The Clans attempted to use this type of ritualized combat when they faced Inner Sphere forces during the initial invasion; however, the militaries of the Great Houses and other factions found ways to manipulate such a rigid battle code against the Clans. As a consequence, most Clans refuse to use such an honored combat system with the Inner Sphere “barbarians” and tend to use the same tactics that the Inner Sphere utilizes in their warfare.

For more details on zellbrigen and the Clan Honor Code, please see Total Warfare, p. 273.

Concentrated Fire

A standard tactic of most Inner Sphere militaries, many Clans also use this tactic when their opponent is an Inner Sphere force.
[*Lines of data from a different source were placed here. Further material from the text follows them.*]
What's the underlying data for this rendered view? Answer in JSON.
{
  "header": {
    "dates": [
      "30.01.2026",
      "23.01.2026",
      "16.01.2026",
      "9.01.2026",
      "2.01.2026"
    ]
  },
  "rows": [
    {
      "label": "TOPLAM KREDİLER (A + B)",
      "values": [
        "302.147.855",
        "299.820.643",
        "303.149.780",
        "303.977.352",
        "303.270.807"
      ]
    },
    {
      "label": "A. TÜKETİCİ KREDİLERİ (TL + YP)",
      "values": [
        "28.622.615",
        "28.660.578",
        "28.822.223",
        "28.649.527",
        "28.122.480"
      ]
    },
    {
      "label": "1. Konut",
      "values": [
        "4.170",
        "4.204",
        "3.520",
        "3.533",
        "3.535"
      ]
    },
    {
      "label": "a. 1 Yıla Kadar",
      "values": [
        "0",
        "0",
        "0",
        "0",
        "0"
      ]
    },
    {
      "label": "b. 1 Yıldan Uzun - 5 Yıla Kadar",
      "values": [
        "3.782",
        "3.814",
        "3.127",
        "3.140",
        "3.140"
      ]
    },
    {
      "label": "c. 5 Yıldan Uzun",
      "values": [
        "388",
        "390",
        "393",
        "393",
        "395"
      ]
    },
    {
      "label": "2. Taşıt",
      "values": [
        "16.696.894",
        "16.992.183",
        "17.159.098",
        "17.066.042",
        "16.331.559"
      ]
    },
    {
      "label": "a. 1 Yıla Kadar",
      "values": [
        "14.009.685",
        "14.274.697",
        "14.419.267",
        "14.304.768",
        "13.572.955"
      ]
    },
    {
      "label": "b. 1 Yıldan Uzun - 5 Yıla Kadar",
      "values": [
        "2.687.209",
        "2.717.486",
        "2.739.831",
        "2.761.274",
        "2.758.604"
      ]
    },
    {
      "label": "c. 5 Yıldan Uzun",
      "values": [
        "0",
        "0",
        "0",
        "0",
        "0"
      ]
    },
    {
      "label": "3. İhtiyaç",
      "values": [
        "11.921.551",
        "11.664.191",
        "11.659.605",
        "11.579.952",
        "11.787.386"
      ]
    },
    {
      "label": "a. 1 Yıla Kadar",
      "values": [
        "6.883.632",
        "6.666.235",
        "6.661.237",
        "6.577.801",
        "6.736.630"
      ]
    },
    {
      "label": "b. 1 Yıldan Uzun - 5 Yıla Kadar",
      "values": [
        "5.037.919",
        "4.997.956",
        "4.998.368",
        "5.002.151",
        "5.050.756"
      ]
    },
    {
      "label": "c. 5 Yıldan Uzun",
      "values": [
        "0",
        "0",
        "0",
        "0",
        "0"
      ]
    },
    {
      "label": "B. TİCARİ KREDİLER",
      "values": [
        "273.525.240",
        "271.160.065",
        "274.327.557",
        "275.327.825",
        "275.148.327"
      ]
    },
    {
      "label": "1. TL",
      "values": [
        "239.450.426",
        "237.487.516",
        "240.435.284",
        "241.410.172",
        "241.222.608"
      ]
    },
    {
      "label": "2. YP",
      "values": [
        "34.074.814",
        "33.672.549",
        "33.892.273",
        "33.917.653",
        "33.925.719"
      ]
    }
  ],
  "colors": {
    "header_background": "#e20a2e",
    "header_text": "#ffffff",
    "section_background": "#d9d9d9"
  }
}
A ‘Mech can take many hits before being destroyed, so concentrate your attacks on a single target whenever possible. By taking an entire ‘Mech out of action more quickly, you deny your opponent the use of that ‘Mech. If you spread your attacks across many targets, you may inflict damage on them all but you’re unlikely to destroy any of them. Even damaged ‘Mechs can continue to fire back, but a destroyed ‘Mech is no longer a threat. Therefore, concentrating fire against a single target is usually preferable even when easier targets present themselves.